Od stycznia 2023 wielu Holendrów może nie mieć gdzie pracować. Nie będzie to jednak efekt kryzysu gospodarczego czy kolejnej fali koronawirusa. Kwestię tę trzeba bowiem rozumieć wręcz przerażająco dosłownie.

Wszystko dlatego, iż wiele budynków w Królestwie Niderlandów jest zagrożonym przymusowym zamknięciem. Jak to możliwe? Od pierwszego stycznia 2023 roku budynki biurowe muszą dysponować etykietą energetyczną przynajmniej na poziomie C. Obecnie zaś co dziesiąty tego typu budynek nie uzyskał tej etykiety lub wyższej. Według niektórych zaś analityków żadnej etykiety energetycznej w Holandii nie ma  nawet 38% wszystkich nieruchomości

 

Milionowe problemy

Przeliczając to na metry, okazuje się, że jest to około 27,5 mln mkw. powierzchni biurowej, która nie spełnia nowego wymagania. To tyle ile zajmuje przestrzeń biurowa w 15 największych miastach w Niderlandach.

Weryfikacja

Eksperci wskazują, iż połowa z tych nieruchomości nie spełnia tylko kwestii formalnych. Tzn. są one odpowiednio zrównoważone i nie trzeba w nich przeprowadzać żadnych zmian. Brak etykiety energetycznej C lub wyższej wynika w ich wypadku tylko z tego, iż po prostu nie zgłosili się po nią. Jest to jednak tylko połowa owych niezgłoszonych budynków.

W przypadku drugiej połowy, zwłaszcza starego, długo niemodernizowanego budownictwa, może nie być tak „różowo”. Za półtora roku budynki biurowe nieposiadające etykiety energetycznej C mogą zostać zamknięte przez samorządy.

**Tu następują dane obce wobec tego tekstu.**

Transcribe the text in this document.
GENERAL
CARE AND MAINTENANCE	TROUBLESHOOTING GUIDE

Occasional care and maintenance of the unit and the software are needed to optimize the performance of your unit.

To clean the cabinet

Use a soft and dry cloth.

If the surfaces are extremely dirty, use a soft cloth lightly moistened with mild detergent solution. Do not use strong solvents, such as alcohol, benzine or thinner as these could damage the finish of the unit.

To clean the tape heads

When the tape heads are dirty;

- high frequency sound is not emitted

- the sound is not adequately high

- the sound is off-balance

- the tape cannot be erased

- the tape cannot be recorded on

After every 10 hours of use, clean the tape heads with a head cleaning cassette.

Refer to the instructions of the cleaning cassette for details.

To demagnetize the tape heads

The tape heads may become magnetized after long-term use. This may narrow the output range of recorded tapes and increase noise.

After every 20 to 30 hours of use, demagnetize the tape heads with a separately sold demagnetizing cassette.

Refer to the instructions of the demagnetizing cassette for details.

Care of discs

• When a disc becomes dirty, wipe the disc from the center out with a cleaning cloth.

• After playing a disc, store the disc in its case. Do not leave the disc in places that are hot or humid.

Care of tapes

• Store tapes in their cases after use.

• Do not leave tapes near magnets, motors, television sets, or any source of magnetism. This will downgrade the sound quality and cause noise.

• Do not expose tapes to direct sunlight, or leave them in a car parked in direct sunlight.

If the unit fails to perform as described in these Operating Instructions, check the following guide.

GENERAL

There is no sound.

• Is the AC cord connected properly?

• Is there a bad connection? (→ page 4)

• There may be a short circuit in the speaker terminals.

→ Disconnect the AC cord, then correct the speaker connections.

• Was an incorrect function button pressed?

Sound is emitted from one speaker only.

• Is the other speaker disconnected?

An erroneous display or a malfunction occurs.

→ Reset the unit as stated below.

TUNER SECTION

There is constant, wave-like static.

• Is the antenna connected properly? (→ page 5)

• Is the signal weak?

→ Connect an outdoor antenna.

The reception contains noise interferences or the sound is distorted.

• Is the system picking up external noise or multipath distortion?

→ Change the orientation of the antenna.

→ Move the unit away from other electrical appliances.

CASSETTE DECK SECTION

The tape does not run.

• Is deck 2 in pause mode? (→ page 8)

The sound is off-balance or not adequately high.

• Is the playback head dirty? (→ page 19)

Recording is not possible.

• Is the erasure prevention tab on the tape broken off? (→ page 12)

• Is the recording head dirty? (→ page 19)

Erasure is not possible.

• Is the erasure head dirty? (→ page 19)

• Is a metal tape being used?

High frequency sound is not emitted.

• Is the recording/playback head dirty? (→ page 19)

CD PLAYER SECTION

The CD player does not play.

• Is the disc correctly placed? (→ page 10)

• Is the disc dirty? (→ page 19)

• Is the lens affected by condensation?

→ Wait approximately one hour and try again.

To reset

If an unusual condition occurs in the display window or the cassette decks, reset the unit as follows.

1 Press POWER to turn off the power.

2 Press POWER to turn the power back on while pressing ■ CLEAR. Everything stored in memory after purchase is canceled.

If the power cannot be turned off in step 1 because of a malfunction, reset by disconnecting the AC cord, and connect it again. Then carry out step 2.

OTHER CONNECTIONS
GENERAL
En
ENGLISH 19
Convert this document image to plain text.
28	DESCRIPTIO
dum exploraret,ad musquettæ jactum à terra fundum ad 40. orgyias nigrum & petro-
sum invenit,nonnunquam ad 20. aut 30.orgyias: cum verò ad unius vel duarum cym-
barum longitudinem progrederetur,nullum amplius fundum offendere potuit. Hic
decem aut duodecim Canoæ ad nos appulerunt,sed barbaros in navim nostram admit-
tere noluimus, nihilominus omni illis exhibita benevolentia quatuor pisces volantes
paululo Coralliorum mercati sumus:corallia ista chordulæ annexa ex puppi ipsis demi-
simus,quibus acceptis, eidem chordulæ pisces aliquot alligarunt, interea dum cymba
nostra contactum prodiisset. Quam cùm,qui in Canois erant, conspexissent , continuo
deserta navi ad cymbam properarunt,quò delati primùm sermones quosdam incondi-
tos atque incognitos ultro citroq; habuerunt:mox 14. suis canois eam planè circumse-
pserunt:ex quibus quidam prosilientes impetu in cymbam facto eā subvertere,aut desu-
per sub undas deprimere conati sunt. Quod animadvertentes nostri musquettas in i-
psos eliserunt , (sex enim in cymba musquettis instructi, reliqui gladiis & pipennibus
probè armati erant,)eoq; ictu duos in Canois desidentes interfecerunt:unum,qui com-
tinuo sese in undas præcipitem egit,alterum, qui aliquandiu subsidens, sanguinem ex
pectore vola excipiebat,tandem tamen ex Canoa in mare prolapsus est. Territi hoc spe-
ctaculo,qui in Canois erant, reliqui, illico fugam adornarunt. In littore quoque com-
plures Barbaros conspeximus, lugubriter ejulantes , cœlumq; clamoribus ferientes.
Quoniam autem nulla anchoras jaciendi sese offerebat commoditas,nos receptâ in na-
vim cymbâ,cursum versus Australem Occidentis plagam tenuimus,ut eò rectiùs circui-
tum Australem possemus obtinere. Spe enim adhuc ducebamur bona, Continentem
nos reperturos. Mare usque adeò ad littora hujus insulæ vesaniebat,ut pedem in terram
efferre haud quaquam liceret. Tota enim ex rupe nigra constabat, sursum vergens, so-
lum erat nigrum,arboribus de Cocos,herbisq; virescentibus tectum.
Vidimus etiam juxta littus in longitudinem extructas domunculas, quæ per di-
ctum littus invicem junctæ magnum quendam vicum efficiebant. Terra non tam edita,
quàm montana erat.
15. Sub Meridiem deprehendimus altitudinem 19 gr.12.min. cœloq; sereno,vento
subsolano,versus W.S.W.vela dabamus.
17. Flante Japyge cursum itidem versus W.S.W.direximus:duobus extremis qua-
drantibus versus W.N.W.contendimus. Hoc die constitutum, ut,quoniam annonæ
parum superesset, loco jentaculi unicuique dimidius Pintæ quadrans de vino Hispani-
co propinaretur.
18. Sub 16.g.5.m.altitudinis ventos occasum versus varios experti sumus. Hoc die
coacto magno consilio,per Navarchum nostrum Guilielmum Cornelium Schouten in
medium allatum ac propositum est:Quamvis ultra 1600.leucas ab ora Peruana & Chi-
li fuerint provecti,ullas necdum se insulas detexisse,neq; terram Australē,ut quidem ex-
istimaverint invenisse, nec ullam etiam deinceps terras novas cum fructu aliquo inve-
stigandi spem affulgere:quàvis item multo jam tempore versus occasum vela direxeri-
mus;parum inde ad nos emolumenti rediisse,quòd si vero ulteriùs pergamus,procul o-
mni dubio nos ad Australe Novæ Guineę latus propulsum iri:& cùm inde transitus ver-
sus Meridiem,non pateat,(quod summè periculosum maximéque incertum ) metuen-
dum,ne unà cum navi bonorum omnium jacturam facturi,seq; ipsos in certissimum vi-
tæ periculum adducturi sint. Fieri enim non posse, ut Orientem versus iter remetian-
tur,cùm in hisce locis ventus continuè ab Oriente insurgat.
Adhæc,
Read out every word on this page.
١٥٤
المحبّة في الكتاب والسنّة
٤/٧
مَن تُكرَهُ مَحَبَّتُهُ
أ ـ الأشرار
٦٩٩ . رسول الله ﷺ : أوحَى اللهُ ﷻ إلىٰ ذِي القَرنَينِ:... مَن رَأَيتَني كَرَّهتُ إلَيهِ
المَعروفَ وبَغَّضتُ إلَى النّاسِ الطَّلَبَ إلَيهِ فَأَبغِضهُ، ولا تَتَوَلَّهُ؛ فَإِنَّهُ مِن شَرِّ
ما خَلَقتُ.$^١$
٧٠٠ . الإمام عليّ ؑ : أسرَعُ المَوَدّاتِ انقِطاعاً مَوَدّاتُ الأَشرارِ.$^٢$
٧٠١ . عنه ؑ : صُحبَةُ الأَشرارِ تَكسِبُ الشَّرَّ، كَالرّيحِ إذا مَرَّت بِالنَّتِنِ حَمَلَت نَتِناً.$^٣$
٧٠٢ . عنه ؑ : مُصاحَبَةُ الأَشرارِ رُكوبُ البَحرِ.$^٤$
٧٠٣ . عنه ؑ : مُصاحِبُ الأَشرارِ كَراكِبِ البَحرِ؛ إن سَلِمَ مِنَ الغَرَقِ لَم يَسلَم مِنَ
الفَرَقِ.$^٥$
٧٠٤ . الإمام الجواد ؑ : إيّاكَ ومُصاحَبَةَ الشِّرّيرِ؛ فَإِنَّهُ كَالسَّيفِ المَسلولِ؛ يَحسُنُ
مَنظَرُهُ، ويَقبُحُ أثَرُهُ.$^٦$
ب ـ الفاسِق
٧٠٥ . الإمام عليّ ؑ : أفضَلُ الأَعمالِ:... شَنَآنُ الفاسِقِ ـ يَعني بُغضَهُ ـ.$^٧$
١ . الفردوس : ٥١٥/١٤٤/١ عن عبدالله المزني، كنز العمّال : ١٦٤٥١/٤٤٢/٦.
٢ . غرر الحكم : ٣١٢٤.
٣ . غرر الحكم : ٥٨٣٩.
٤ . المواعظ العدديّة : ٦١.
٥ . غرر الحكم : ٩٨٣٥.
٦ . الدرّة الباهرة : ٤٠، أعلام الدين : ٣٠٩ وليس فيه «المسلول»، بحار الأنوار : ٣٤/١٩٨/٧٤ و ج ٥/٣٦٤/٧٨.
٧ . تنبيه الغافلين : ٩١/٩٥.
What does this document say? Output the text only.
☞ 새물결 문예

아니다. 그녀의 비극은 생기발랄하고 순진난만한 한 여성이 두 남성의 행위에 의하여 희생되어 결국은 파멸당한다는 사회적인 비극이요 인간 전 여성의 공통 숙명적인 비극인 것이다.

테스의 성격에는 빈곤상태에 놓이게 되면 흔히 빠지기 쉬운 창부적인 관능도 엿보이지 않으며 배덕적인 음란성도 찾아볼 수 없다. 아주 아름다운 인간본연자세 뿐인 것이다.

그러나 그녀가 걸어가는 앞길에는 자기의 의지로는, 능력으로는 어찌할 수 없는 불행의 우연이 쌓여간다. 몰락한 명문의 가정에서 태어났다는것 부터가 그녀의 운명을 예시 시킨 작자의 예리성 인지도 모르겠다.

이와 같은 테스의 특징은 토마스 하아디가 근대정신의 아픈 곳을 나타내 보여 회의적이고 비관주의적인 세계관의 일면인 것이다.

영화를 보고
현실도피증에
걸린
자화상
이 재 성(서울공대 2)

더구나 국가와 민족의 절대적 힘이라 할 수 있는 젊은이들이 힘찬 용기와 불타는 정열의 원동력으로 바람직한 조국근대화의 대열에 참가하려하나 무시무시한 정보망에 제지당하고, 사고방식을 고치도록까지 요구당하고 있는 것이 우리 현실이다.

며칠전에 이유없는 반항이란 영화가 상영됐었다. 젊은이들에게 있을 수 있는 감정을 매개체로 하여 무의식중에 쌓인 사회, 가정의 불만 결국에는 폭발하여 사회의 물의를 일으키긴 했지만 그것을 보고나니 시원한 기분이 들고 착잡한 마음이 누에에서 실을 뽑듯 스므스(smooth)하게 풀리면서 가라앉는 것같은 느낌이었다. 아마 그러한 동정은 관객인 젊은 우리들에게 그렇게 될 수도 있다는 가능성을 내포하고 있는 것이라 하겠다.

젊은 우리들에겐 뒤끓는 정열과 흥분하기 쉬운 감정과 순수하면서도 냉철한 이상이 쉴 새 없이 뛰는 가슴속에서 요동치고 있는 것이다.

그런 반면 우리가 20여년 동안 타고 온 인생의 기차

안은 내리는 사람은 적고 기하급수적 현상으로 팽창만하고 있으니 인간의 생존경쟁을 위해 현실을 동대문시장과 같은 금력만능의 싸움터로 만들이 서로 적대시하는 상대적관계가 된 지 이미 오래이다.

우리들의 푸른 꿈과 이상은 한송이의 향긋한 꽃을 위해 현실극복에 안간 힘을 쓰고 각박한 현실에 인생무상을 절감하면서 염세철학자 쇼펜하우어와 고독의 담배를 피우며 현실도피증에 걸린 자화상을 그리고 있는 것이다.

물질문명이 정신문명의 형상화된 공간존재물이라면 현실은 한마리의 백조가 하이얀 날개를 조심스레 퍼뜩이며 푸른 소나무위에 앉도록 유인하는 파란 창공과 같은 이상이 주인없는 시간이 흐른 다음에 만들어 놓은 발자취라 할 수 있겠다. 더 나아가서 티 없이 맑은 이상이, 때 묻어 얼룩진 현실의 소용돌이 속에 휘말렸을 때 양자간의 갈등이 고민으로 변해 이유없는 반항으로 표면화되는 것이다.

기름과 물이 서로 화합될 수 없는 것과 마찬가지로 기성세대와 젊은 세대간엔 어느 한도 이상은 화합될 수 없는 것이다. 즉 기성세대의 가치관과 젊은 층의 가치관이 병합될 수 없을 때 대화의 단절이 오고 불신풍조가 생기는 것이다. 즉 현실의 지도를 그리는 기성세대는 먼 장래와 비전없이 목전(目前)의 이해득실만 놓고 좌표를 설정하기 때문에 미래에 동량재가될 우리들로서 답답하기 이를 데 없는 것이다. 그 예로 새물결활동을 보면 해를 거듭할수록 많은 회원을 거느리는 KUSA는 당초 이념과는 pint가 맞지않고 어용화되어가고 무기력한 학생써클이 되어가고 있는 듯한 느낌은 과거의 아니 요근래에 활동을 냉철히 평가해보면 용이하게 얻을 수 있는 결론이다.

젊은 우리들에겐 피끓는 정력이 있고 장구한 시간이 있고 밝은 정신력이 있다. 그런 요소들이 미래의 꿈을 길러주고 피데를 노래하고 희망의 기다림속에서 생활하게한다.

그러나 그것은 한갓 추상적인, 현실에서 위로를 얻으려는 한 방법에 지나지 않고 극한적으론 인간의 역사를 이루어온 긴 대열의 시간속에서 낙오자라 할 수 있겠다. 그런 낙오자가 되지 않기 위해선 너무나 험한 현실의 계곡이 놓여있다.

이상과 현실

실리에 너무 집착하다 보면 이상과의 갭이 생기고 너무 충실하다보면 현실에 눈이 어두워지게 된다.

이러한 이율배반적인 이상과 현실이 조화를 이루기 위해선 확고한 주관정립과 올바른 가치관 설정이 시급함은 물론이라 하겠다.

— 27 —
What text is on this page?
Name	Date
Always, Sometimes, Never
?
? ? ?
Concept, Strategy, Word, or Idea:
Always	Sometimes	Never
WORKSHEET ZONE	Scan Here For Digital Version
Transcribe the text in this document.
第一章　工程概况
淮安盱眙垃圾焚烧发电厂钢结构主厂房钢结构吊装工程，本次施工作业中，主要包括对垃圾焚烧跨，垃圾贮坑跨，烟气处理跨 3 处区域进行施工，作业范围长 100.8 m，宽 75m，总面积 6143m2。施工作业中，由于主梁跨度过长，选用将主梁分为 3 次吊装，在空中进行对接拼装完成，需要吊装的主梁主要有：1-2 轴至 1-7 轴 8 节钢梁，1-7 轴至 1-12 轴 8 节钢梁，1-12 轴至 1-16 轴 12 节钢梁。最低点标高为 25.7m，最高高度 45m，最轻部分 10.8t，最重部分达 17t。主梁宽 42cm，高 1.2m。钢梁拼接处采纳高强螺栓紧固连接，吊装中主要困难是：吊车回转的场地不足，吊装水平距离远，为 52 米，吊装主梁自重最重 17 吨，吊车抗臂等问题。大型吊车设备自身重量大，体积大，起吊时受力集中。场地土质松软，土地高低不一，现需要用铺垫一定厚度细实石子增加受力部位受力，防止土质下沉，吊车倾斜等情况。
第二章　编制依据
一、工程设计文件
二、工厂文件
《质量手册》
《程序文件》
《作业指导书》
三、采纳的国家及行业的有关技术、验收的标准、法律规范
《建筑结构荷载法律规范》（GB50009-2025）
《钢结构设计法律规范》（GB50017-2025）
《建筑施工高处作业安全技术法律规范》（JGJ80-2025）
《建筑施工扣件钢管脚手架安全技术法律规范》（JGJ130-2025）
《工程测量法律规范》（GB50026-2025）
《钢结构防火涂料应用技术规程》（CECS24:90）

Od takiej decyzji jest jednak kilka wyjątków. Jednym z nich jest sytuacja, w której kres zwrotu środków oszczędności energii w celu uzyskania etykiety energetycznej C jest dłuższy niż dziesięć lat. Mówiąc inaczej, przygotowanie budynku do spełnienia warunku niezbędnego na etykietę typu C będzie oznaczać większe koszty niż zyski z oszczędności energii, jakie da ten remont przez dekadę. Z obowiązku tego zwolnione są również budynki, w których mniej niż 50% budynku przeznaczone jest na biuro, przykładowo mogą do być domy w zabudowie szeregowej, w których na dole znajduje się przestrzeń biurowa, a na górze znajduje się zwykłe mieszkanie.

 

Czasu coraz mniej

Może się wydawać, iż półtora roku to jeszcze dużo czasu. Warto jednak wciąć pod uwagę, iż obowiązek ten w Niderlandach musi spełnić jeszcze 62 000 z 97 000 budynków biurowych. Jeśli ich właściciele przypomną sobie o tym zbyt późno, może się okazać, iż część najemców czekać będą poważne problemy lokalowe.